I had no idea. I’d never killed anyone before. The territory was newly discovered.
 

“I’m sorry?” I asked, not sure what to do.
 

“Good enough,” said Auntie. “You stay there until the cops get here.” She checked the small gold watch on her wrist and frowned. “Taking their sweet time about it.”
 

It wasn’t so long. I found out later that the cops were on the scene six minutes after Tiny called 911. Not bad at all, but it felt like forever. Once the cops were there, I was allowed to walk down the other stairs, the servant stairs, on the other side of the house. I’d forgotten they existed. It was Aunt Willasteen who pointed out that a house of this age would have a second set for those who were not to be seen as they served. The cops pushed aside the bookcase in Pop Pop’s office to reveal the door and I was brought down to the living room and put in his favorite chair as Cortier showed up. She walked in through the window, wearing paper overalls the color of toilet water and booties to protect the scene.
 

She shook her head. “You again. I should’ve known.”
 

“You took your sweet time,” said Aunt Willasteen over her compact as she powdered her nose and then smoothed her salt and pepper hair back into its tiny bun at the base of her small skull.
 

“And you are?” asked Cortier.
 

“Willasteen Plaskett. I see your memory is as good as your speed.”
 

“Do we—”
 

“We do. Three years ago. The Flavortime shooting. Your number one witness.”
 

Cortier’s head jerked back, I suspected, in horror. Then I realized who Willasteen reminded me of, Aunt Miriam. I would say it must run in the family, but Aunt Miriam was a Watts and no relation to the Plasketts.
 

“Yes, ma’am. Of course I remember you.” Her eyes switched to me. “Who is he, Mercy?”
 

“I have no idea.”
 

She frowned.
 

“But I know who sent him and it wasn’t for me.” I gave her Stevie’s details and then ran through the events. It took about three minutes. There wasn’t much to say and I found it very dissatisfying. An incident of that magnitude should take longer to explain, but, as Cortier pointed out, death doesn’t take that long to accomplish.
 

“And how did you two come to be here?” Cortier asked Tiny.
 

“We were coming over to visit. We’re family,” interjected Aunt Willasteen.
 

Cortier stopped writing in her little pad.
 

“You don’t believe me?”
 

“Ma’am, I believe everything you say,” Cortier replied smoothly as she looked for a family resemblance and found it. Willasteen and I had identical widow’s peaks.
 

After she finished taking our statements, I refused an ambulance for a second time.
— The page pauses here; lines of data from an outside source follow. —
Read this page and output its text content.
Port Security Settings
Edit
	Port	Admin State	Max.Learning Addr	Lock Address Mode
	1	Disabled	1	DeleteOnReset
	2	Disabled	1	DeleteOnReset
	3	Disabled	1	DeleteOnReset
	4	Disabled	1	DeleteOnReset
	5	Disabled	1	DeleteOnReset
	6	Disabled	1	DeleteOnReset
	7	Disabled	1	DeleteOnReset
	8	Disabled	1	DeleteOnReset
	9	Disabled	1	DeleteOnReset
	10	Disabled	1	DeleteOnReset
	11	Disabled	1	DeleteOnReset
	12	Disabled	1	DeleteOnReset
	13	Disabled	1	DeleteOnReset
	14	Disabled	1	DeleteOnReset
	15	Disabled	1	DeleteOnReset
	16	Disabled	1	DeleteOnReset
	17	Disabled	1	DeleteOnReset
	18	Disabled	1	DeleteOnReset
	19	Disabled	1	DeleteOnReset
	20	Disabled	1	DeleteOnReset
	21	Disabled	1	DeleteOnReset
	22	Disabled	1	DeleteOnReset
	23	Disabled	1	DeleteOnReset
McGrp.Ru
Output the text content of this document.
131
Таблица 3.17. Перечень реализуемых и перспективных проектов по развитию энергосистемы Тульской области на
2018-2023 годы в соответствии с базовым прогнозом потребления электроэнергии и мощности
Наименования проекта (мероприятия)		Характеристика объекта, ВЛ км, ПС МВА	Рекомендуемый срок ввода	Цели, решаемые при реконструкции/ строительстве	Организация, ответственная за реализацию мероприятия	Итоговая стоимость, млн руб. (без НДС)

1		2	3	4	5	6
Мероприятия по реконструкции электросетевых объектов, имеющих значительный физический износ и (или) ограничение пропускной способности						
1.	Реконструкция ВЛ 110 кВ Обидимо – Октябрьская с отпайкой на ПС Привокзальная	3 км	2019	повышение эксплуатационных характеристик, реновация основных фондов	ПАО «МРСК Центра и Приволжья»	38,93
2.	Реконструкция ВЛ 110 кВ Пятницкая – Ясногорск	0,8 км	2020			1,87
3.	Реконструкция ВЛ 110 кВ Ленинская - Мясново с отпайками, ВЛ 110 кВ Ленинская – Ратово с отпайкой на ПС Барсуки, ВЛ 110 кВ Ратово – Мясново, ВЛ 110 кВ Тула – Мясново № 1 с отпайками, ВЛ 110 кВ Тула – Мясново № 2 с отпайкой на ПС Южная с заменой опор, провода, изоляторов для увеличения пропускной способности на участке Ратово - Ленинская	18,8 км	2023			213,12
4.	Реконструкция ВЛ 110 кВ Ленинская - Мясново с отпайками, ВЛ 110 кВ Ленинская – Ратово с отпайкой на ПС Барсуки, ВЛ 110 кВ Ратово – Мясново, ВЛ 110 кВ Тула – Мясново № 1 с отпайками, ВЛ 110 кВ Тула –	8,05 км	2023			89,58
I wasn’t hurt, not where any doctor could find the injury anyway and I didn’t want to be poked and prodded. I sat in a lawn chair, swathed in quilts, and looked through the family albums with Tiny and Aunt Willasteen. The body was directly in front of me, lying in its pool of coagulated blood. After a couple of hours, it ceased to feel like it had anything to do with me. Mom would later tag that disconnected feeling as denial. Whatever. It worked for me, because that body was there for over four hours as they processed the scene. Evidence gathering is a long, drawn out process and when they finally carted the body away, the stretcher passed my mother and Aunt Miriam. Cortier had called Dad and he got Big Steve to borrow a private plane for them to fly down in.